As with other treatment regimes for nausea and vomiting, combination therapy using drugs of different classes is widespread.  See for example the Palliative Care Formulary [8].

Acute emesis

Various classes of drugs have efficacy against acute mild-to-moderate emetogenic therapy.  These include dopamine receptor antagonists, cannabinoids, corticosteroids and the serotonin (5-HT3) receptor antagonists.  The most effective agents against acute emesis resulting from mild- moderate- and highly-emetogenic chemotherapy are the 5-HT3 receptor antagonists[9].  A wider range of agents, including dopamine antagonists and anti-histamines is effective against nausea and vomiting resulting from radiotherapy.

Delayed emesis

Anti-emetics, including 5-HT3 receptor antagonists, have little efficacy against the delayed emesis that occurs 2-5 days after administration of agents such as cisplatin.  Clinical trials indicate that neurokinin NK1 receptor antagonists can effectively prevent delayed emesis[10] but none are yet commercially available. 

Anticipatory emesis

The best treatment for anticipatory emesis is the effective control of acute and delayed emesis, although benzodiazepines are sometimes used for their anxiolytic and amnesic effects when anticipatory emesis is established[3].

The drug treatment of nausea and vomiting is summarised in Figure 10.

 

Figure 10 The drug treatment of CINV and radiotherapy-induced nausea and vomiting

Summary

  • Nausea and vomiting is a major problem in cancer therapy that can lead to some patients refusing further, potentially curative treatment
  • Chemotherapy-induced nausea and vomiting and radiotherapy-induced nausea and vomiting result from a complex interaction between various neurotransmitters and receptors in the CNS and gastrointestinal tract.
  • There are three types of emesis resulting from chemotherapy and radiotherapy; acute, delayed and anticipatory.

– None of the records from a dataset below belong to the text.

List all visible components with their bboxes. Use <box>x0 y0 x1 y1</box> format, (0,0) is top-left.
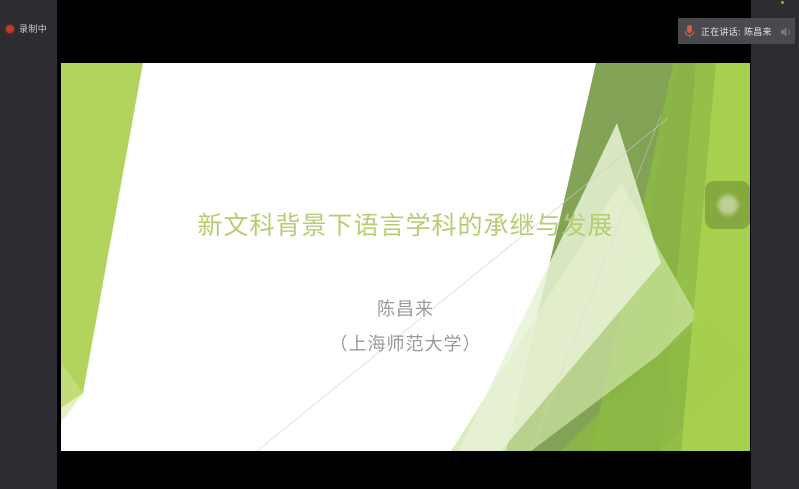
recording-label: 录制中 <box>19 22 47 35</box>
slide-author: 陈昌来 <box>61 295 750 321</box>
left-chrome-rail <box>0 0 57 489</box>
recording-indicator[interactable]: 录制中 <box>6 22 47 35</box>
speaker-icon <box>779 24 793 38</box>
right-chrome-rail <box>751 0 799 489</box>
shared-slide[interactable]: 新文科背景下语言学科的承继与发展 陈昌来 （上海师范大学） <box>61 63 750 451</box>
record-dot-icon <box>6 25 14 33</box>
slide-affiliation: （上海师范大学） <box>61 330 750 356</box>
status-dot-icon <box>781 1 784 4</box>
active-speaker-badge[interactable]: 正在讲话: 陈昌来 <box>678 18 795 44</box>
microphone-icon <box>684 24 695 39</box>
video-pip-dot-icon <box>718 195 738 215</box>
video-pip-indicator[interactable] <box>705 181 750 229</box>
slide-background-graphics <box>61 63 750 451</box>
active-speaker-label: 正在讲话: 陈昌来 <box>701 25 772 38</box>
slide-title: 新文科背景下语言学科的承继与发展 <box>61 206 750 242</box>
meeting-screen-share-window: 录制中 正在讲话: 陈昌来 <box>0 0 799 489</box>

Each has a different aetiology, and should be treated differently.
  • 5-HT3 receptor antagonists are the most effective treatment for acute emesis resulting from cancer chemotherapy.
  • A wider range of agents, including anti-histamines and dopamine antagonists is effective against nausea and vomiting resulting from radiotherapy.
  • 5-HT3 receptor antagonists are less effective against delayed emesis resulting from treatment with agents such as cisplatin.
  • The best treatment of anticipatory emesis is effective control of acute and delayed emesis.

References

[1] Lindley CM, Hirsch JD, O'Neill CV, Transau MC, Gilbert CS, Osterhaus JT. Quality of life consequences of chemotherapy-induced emesis. Quality of life research. 1, 331-340 (1992).
[2] Morrow GR. Chemotherapy-related nausea and vomiting: etiology and management. CAA Cancer Treat. J. 39, 89-104 (1989)
[3] Prevention of chemotherapy- and radiotherapy-induced emesis: results of Perugia Consensus Conference. Antiemetic Subcommittee of the Multinational Association of Supportive Care in Cancer (MASCC). Ann. Oncol. 9, 811-819 (1998).
[4] Grunberg SM, Hesketh PJ. Control of chemotherapy-induced emesis. N. Engl. J. Med. 329, 1790-1796 (1993)
[5] Morrow GR, Roscoe JA, Kirschner JJ, Hynes HE, Rosenbluth RJ. Anticipatory nausea and vomiting in the era of 5-HT3 antiemetics. Support Care Cancer 6, 244-247 (1998).
[6] Graves T. Emesis as a complication of cancer chemotherapy: pathophysiology, importance and treatment. Pharmacotherapy 12, 337-345 (1992).
[7] Nitta Y, Nishibori M, Iwagaki H, Yoshino T, Mori S, Sawada K, Nakaya N, Saeki K, Tanaka N.Changes in serotonin dynamics in the gastrointestinal tract of colon-26 tumour-bearing mice: effects of cisplatin treatment. Naunyn Schmiedeberg's Arch. Pharmacol. 364, 329-334 (2001).
[8] Twycross R, Wilcock, A and Thorp S.  Palliative Care Formulary (PCF1).  Radcliffe Medical Press (1998)
[9] Walton SM. Advances in use of the 5-HT3 receptor antagonists. Expert Opin. Pharmacother. 1, 207-23 (2000).
[10] Hesketh PJ. Potential role of the NK1 receptor antagonists in chemotherapy-induced nausea and vomiting. Support Care Cancer 9, 350-354 (2001).